Эх, была бы хоть какая-то связь! Может, стоит обратиться к капитанам-спецназовцам? Они здесь нужны Структуре не как специалисты по убойным делам. Пока профессор Тихомиров не сумеет достать из их памяти то, что достать надеется, им ничего не грозит. И есть возможность рисковать. Пусть и рискнут. Хоть на пять минут обеспечат генерала спутниковым телефоном. Только следует как-то найти момент и подойти к капитанам тогда, когда с ними нет обычного их сопровождающего и когда с самим генералом рядом нет Андрея.
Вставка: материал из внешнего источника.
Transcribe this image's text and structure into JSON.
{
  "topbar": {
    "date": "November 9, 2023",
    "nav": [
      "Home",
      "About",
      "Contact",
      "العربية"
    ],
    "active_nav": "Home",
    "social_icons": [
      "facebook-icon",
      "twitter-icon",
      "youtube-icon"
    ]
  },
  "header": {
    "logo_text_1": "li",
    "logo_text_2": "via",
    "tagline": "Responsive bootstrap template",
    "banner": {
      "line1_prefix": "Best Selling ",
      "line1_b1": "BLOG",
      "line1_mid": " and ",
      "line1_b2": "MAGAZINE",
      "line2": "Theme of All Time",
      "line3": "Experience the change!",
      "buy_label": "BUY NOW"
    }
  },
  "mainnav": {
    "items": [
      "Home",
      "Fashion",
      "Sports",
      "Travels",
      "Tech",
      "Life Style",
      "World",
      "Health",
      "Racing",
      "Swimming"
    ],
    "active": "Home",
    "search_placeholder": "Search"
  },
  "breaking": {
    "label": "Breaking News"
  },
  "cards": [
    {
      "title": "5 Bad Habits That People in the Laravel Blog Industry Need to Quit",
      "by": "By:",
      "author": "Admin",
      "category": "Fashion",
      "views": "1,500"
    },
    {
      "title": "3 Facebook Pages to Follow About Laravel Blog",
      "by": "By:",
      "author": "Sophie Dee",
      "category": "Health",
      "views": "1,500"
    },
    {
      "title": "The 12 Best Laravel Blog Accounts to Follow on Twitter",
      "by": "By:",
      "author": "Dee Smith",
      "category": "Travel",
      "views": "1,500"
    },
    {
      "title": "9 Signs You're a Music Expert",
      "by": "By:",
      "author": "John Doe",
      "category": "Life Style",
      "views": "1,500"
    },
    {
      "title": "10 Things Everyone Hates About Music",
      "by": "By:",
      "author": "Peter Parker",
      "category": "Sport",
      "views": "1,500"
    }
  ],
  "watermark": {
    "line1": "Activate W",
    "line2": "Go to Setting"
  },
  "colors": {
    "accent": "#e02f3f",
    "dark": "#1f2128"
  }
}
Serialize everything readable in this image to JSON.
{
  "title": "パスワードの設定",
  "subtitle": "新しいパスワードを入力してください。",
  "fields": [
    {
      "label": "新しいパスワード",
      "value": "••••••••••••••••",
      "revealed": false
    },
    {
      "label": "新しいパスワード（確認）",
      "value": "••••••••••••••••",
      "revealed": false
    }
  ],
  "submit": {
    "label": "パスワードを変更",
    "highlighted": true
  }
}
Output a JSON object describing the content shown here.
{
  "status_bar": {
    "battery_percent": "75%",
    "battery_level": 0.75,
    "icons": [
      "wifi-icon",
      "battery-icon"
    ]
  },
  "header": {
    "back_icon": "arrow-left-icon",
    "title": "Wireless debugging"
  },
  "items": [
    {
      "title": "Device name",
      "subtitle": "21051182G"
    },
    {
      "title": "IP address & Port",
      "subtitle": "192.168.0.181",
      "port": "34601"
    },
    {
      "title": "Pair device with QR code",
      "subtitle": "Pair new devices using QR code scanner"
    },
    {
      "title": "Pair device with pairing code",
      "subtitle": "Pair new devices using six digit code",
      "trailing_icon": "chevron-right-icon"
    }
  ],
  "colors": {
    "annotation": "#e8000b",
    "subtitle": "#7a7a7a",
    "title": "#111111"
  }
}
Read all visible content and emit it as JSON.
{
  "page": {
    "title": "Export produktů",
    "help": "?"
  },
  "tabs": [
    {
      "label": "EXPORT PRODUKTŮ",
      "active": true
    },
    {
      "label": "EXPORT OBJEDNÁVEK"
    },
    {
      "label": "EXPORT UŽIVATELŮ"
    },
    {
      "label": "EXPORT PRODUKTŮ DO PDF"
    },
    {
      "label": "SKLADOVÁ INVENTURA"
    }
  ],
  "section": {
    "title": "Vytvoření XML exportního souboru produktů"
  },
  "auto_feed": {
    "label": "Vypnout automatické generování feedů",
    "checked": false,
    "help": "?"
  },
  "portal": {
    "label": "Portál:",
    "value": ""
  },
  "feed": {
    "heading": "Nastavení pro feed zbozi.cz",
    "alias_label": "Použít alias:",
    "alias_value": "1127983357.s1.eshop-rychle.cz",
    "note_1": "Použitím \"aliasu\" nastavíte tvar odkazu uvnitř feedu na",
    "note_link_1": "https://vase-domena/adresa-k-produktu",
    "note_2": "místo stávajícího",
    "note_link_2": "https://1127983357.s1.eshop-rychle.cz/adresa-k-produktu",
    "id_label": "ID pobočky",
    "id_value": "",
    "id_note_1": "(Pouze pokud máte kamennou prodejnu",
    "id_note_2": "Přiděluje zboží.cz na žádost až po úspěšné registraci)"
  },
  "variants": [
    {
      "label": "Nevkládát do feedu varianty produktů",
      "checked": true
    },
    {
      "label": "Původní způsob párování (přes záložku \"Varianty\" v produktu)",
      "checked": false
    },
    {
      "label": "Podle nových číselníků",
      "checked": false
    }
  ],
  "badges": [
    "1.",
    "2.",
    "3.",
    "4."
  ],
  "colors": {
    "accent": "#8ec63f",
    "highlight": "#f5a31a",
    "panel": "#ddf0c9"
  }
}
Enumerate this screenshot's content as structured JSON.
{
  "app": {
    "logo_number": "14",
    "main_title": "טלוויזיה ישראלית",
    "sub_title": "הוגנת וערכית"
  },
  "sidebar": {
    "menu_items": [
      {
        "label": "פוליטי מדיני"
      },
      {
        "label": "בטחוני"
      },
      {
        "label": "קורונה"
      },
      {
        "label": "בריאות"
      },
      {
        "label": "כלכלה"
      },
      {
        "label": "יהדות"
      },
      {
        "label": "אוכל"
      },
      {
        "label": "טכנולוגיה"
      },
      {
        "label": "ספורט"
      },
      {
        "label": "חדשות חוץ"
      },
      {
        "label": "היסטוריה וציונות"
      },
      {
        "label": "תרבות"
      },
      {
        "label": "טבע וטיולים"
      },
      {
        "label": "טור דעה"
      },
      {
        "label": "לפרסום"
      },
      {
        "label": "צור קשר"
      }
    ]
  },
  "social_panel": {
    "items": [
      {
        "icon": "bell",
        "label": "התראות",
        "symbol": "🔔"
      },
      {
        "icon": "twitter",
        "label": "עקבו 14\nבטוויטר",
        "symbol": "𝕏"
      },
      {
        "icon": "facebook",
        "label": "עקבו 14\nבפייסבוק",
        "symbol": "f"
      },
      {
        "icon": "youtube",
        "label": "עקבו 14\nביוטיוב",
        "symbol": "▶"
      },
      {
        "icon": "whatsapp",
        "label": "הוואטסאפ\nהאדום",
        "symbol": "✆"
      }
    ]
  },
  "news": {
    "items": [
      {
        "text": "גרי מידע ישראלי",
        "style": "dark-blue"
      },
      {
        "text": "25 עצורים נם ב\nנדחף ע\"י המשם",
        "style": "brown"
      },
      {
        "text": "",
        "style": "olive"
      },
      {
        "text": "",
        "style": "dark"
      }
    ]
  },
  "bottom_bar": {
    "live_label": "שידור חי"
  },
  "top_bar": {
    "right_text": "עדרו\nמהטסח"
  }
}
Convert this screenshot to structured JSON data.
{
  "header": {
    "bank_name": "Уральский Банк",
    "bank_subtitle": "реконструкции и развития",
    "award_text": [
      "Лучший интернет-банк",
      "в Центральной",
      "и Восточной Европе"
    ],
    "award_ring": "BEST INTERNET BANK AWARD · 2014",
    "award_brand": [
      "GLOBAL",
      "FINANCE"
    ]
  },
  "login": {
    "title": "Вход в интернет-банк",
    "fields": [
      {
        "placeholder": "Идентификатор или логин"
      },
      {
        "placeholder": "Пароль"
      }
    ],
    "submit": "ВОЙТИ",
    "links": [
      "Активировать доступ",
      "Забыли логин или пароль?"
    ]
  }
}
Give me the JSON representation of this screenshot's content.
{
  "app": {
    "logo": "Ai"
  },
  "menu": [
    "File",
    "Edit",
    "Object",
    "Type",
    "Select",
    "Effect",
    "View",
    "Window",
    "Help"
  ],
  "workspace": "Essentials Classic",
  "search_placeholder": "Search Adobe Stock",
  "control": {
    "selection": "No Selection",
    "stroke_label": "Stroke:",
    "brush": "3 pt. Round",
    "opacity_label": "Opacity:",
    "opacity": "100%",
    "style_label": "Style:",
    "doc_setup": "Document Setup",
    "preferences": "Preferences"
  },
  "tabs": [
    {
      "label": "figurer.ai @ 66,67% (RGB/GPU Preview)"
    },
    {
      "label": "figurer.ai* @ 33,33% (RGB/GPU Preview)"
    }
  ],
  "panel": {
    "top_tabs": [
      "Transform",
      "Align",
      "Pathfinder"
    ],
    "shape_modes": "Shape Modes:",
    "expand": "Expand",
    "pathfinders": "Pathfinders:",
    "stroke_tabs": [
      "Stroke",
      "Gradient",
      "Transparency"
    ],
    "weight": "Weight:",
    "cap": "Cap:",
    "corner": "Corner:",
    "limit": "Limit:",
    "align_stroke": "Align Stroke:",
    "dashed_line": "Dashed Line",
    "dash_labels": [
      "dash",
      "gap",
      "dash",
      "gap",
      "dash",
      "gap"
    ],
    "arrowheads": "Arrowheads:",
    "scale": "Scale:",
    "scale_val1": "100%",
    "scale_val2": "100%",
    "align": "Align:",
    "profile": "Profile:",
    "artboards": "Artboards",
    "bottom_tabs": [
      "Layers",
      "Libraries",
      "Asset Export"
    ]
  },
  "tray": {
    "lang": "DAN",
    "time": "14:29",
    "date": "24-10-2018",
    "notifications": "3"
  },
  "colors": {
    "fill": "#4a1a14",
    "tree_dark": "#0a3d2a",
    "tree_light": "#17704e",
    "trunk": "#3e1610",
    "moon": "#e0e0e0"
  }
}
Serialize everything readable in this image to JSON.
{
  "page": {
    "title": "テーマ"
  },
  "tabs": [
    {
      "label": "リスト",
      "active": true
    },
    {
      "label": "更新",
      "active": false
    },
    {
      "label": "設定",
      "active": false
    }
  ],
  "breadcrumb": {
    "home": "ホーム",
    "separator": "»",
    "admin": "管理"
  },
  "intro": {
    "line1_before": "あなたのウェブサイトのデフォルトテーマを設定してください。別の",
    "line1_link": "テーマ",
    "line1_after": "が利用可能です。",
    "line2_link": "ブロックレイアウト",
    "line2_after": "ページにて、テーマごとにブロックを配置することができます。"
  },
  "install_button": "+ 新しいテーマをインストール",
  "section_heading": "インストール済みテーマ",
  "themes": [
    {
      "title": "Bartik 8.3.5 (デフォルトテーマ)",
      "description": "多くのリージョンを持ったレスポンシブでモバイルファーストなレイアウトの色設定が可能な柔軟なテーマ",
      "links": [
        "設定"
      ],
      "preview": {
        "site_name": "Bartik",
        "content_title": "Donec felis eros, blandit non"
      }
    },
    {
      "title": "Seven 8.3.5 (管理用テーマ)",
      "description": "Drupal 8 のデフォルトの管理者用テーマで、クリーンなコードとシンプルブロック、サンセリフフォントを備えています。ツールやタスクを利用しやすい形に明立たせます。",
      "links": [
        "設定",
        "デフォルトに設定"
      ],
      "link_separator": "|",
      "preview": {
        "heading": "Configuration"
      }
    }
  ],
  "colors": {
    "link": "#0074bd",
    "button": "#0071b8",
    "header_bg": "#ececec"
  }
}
Андрей... Это еще один вопрос, который стоит разрешить. А разрешить его можно, если хорошенько все продумать и просчитать. Легкоступов всем своим богатым опытом почувствовал, что между ними налаживаются отношения, близкие к симпатии. И при этом ощутил некоторое недовольство со стороны Андрея своим положением здесь. Первоначально это прозвучало при разговоре о Решетове. Несомненно, Андрей Решетова недолюбливает. Не просто как конкурента на постоянную должность Администратора, а как человека, стремящегося к положению, превосходящему его возможности. Это звучало почти откровенно в интонациях Андрея. А как помощник Администратора расспрашивал о профессоре? Явно это было не простое любопытство. Андрей недоволен профессором, это тоже несомненно. Но настолько ли профессор значимая фигура в местных верхах, чтобы из-за недовольства им помогать генералу? Пока нельзя рисковать. Но поговорить по душам следует. С той же позиции поведения, которую выбрал сразу и которая каждому таракану здесь уже известна.
Однако пока и поговорить нельзя. Андрей напряжен, взвинчен, готов метаться, раздираемый внутренним своим состоянием и внешними обстоятельствами. События с Решетовым совсем выбили его из колеи. Да и охранники рядом. А сейчас еще кто-то, похоже, добавится.
Они прошли в тот же самый кабинет, откуда Геннадий Рудольфович недавно вышел, так и не увидев в лицо никого из членов совета. На сей раз охранник не открывал дверь ключом. Она уже была открыта. К стулу посреди комнаты добавилось еще несколько стульев. На тумбочке стоял включенный ноутбук.
Генерал сразу сел на привычный уже привинченный к полу стул, сосредоточенно посмотрел на пульт перед собой и положил руки ладонями вниз на колени – за неимением стола. Но сейчас не ушли охранники. Они встали за спиной генерала, словно санитары в сумасшедшем доме за спиной пациента, готовые схватить больного и натянуть на него смирительную рубашку. Не ушел и Андрей, выбрав себе один из стульев и усевшись у стены так, чтобы ему было видно лицо Геннадия Рудольфовича.
Откуда-то издалека, очевидно, из громкоговорителей, доносились приглушенные голоса. Похоже, где-то забыли выключить микрофон. Но звук был настолько слабым и помехи настолько сильными, что разобрать слова было невозможно.
Дверь снова раскрылась через минуту. Вошел профессор Тихомиров в сопровождении высокого и тяжеловесного человека в камуфлированной куртке без погон, но в брюках с генеральскими лампасами. Это уже заинтересовало Геннадия Рудольфовича. Но лицо нового генерала было совершенно незнакомым.
– Вечер добрый, господин генерал, – широко улыбнулся профессор. При всем старании улыбка не получается у него обаятельной. В глазах стоял лед, готовый треснуть и расколоться на кусочки, – страх.